Here are a few factoids about depression in older adults:
1. Start with monotherapy, usually an SSRI. I like sertraline for a starter.
2. If no improvement, try a different SSRI; eg citalopram or escitalopram. Paroxetine can be cognitively-blunting, and fluoxetine has a higher fall risk than other SSRIs.
3. If no improvement, AND if they have concurrent insomnia OR if you also want them to gain weight, add mirtazapine.
4. If partial response switch to venlafaxine or duloxetine (avoid duloxetine if kidney probs).

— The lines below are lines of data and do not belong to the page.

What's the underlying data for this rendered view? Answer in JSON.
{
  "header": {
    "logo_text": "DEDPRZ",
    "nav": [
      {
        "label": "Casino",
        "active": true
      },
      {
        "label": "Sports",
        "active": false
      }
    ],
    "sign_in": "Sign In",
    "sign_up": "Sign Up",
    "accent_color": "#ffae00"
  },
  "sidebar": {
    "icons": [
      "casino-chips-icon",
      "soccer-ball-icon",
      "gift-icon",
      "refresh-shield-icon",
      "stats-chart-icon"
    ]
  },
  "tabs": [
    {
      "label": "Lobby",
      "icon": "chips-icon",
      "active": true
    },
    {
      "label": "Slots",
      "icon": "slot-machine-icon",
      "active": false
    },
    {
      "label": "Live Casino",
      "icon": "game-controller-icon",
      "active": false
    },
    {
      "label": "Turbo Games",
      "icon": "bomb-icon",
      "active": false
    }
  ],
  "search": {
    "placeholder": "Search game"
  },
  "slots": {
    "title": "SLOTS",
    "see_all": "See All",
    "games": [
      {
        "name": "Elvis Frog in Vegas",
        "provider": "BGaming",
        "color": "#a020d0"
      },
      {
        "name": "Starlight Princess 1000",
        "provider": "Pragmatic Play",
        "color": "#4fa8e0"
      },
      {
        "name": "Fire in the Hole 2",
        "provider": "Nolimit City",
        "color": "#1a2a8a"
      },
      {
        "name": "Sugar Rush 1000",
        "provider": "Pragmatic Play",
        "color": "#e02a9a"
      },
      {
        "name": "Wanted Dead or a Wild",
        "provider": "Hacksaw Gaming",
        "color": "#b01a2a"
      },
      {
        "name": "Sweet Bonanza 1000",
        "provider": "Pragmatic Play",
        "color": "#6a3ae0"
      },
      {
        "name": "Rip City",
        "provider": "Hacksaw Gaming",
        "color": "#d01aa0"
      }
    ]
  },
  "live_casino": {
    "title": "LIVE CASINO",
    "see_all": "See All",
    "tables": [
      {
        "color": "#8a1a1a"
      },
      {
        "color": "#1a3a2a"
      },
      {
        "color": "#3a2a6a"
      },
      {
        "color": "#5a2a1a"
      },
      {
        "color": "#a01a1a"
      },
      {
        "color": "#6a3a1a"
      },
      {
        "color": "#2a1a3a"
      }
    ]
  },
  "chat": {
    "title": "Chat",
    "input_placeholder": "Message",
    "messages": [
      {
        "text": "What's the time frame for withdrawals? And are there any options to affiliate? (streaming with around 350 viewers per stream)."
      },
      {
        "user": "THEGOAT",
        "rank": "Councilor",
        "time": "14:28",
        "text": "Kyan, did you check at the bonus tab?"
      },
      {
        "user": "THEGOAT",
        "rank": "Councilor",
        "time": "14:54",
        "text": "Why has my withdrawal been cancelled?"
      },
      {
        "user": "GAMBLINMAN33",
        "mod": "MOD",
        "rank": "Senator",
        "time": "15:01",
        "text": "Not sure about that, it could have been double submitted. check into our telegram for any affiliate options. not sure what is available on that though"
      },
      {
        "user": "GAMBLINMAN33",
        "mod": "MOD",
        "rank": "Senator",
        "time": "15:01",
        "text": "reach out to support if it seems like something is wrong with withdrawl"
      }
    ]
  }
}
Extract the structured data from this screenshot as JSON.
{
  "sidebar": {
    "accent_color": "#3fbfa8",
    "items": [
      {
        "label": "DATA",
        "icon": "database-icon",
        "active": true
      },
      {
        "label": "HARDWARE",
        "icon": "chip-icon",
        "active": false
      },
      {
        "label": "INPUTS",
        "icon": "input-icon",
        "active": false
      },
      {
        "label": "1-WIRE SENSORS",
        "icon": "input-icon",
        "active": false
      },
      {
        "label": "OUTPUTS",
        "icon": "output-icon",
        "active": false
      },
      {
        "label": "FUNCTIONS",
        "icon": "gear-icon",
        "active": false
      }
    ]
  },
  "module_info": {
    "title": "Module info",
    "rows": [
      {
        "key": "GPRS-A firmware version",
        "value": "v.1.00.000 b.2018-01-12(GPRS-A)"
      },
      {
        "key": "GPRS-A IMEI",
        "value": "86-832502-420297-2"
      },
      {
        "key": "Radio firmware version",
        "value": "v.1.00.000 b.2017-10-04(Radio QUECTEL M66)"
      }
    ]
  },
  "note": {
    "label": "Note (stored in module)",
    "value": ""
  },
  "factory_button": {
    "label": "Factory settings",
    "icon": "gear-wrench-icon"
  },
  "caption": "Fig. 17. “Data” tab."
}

5. If depression severe, SI, or psychosis, add a second-generation antipsychotic (SGA) – best evidence supports quetiapine, olanzapine, aripiprazole.
6. If still no improvement, add buspirone, lithium, or lamotrigine.
And here’s another bit of trivia: “California Rocket Fuel” refers to the combo of a triphasic + biphasic (eg venlafaxine + mirtazapine). It’s overly stimulating because you are boosting NE from 2 separate agents. CRF can be useful for pts with severe vegetative sx, but be cautious. You don’t want to fix depression so aggressively that they have a stroke.
And finally: Always, always, always screen for suicide. Suicide rates are disproportionately elevated in older adults. Highest risk are white males with military service that own firearms.